The Council believes that with any facility accepting mixed waste (industrial, commercial, institutional or special in addition to residential), the imposition of all ten RCRA metals, total base/neutrals and acids using Test Method 625, and purgeables using Test Method 624 should be required at a minimum. RCRA metals testing and use of test methods 624 and 625 should be standard for all solid waste landfills, since a wide range of organics and inorganics of concern may be present at concentrations below RCRA - hazardous, but well above background or MCLs.

A requirement to run a GCMS analysis on water samples on a quarterly basis using Test Method 624, which will test for some 60+ compounds and degradation byproducts, including the degradation metabolites of trichloroethylene, as well as other chlorinateds and aromatics, is supported, and should be imposed on any facility has accepted commercial, institutional or industrial solid waste or special wastes, or ash from any incineration process.
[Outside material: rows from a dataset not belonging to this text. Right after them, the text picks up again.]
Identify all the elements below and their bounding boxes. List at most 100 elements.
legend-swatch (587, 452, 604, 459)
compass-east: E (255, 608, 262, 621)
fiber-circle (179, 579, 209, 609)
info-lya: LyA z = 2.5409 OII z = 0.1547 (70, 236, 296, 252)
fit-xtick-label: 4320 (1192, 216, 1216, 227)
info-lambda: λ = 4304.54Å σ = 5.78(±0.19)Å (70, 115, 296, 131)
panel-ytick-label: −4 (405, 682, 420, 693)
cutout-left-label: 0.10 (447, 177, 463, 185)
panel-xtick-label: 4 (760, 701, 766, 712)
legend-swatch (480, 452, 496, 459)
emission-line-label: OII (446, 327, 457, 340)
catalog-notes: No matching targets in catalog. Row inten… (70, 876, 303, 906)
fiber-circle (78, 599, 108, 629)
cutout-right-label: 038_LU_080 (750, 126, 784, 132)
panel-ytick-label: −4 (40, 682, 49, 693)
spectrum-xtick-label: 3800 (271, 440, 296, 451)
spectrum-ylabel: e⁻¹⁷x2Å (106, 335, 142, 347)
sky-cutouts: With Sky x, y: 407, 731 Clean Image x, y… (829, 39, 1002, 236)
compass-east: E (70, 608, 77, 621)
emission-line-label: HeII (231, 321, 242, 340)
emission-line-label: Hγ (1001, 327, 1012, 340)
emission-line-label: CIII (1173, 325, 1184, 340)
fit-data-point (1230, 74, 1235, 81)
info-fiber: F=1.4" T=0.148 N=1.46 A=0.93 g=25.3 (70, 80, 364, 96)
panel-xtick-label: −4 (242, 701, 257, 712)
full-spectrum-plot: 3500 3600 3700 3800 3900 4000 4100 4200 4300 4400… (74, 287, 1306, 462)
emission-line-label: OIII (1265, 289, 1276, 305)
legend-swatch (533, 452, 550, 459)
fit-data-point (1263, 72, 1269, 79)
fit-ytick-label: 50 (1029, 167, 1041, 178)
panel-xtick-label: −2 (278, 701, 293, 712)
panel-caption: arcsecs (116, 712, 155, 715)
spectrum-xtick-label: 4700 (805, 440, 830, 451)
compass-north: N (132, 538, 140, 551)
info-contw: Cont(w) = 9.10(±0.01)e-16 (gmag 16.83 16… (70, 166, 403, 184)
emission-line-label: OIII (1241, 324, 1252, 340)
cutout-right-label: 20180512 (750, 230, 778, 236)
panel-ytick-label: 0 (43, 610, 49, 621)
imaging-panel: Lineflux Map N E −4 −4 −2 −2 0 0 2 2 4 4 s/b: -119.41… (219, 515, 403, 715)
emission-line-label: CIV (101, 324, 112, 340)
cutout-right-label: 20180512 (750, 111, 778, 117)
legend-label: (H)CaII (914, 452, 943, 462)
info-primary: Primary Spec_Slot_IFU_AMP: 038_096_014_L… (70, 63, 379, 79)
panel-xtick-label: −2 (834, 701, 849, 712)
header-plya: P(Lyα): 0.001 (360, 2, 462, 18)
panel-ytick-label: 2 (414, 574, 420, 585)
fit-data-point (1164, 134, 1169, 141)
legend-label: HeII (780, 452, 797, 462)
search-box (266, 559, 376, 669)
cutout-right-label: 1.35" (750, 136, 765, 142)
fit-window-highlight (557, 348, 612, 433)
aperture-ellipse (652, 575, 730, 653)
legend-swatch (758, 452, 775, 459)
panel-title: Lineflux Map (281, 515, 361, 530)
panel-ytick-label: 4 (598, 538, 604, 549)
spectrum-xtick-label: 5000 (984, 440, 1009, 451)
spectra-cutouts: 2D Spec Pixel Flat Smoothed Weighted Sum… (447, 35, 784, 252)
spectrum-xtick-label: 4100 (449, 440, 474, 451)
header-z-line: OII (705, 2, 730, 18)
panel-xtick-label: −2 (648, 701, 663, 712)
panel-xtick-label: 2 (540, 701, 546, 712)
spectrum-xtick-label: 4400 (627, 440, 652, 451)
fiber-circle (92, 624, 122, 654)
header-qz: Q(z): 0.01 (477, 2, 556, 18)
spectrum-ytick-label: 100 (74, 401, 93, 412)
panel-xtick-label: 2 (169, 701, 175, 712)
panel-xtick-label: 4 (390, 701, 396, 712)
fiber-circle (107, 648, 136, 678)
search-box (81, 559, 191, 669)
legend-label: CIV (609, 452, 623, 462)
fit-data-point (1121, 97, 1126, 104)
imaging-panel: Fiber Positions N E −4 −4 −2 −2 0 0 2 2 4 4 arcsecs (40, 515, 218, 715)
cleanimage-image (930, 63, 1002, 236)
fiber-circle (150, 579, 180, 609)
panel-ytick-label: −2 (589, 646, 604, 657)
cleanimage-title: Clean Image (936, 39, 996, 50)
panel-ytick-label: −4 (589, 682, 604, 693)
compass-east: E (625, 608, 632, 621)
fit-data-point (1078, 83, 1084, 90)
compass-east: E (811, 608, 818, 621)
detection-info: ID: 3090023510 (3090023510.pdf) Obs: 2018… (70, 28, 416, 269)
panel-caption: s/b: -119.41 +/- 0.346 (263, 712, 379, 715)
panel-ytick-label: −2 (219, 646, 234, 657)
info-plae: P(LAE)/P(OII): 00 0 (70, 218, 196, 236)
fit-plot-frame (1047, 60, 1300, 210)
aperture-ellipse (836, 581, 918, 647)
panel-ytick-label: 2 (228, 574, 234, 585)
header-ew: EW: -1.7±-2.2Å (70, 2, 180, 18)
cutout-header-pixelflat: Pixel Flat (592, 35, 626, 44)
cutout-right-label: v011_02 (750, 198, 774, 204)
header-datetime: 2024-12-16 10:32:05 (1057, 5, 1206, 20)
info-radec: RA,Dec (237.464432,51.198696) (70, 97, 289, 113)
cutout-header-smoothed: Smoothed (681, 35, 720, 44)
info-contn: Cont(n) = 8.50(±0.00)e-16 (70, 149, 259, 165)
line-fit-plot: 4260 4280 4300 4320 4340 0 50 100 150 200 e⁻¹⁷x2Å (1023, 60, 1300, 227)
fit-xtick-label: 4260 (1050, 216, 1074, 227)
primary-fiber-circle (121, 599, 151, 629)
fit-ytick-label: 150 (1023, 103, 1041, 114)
Such a requirement would be particularly useful since it also is capable of detecting BTEX.

2. Numerical and biological standards for protection of in-stream water quality for chlorides and all other constituents should be addressed, and specific values added as necessary to assure that at all times the acute and chronic standards will be met.

3. In order to determine whether the runoff from covered areas at the facility has become commingled or contaminated with leachate from the facility, it is necessary for the cabinet to have the background values in upland areas unaffected by the landfill. Without background water quality data, it will be impossible to determine whether elevated metals and other constituents in the runoff from the landfill, through contact with either the cover or landfilled material, is contributing to an increase in the downstream concentration of the constituents of concern. This can be of particular importance in establishing background where the constituent is ?naturally-occurring” but is believed to be present at elevated levels due to leachate. In order to allow for a meaningful determination of whether leachate has been commingled with stormwater runoff for covered areas, it is necessary to know the background values for those constituents. For this reason, background samples should be collected and reported from upgradient areas not associated with the landfill, for each constituent for which a monitoring or limitation requirement is imposed.

4. To the extent that it has not already occurred, the Division of Waste Management should be consulted concerning the presence of leachate contamination in the spring seep (Outfall 002), since such detection triggers an obligation to begin corrective action in order to eliminate the release, to the extent that it originates at the landfill.

Thank you for your attention to these comments.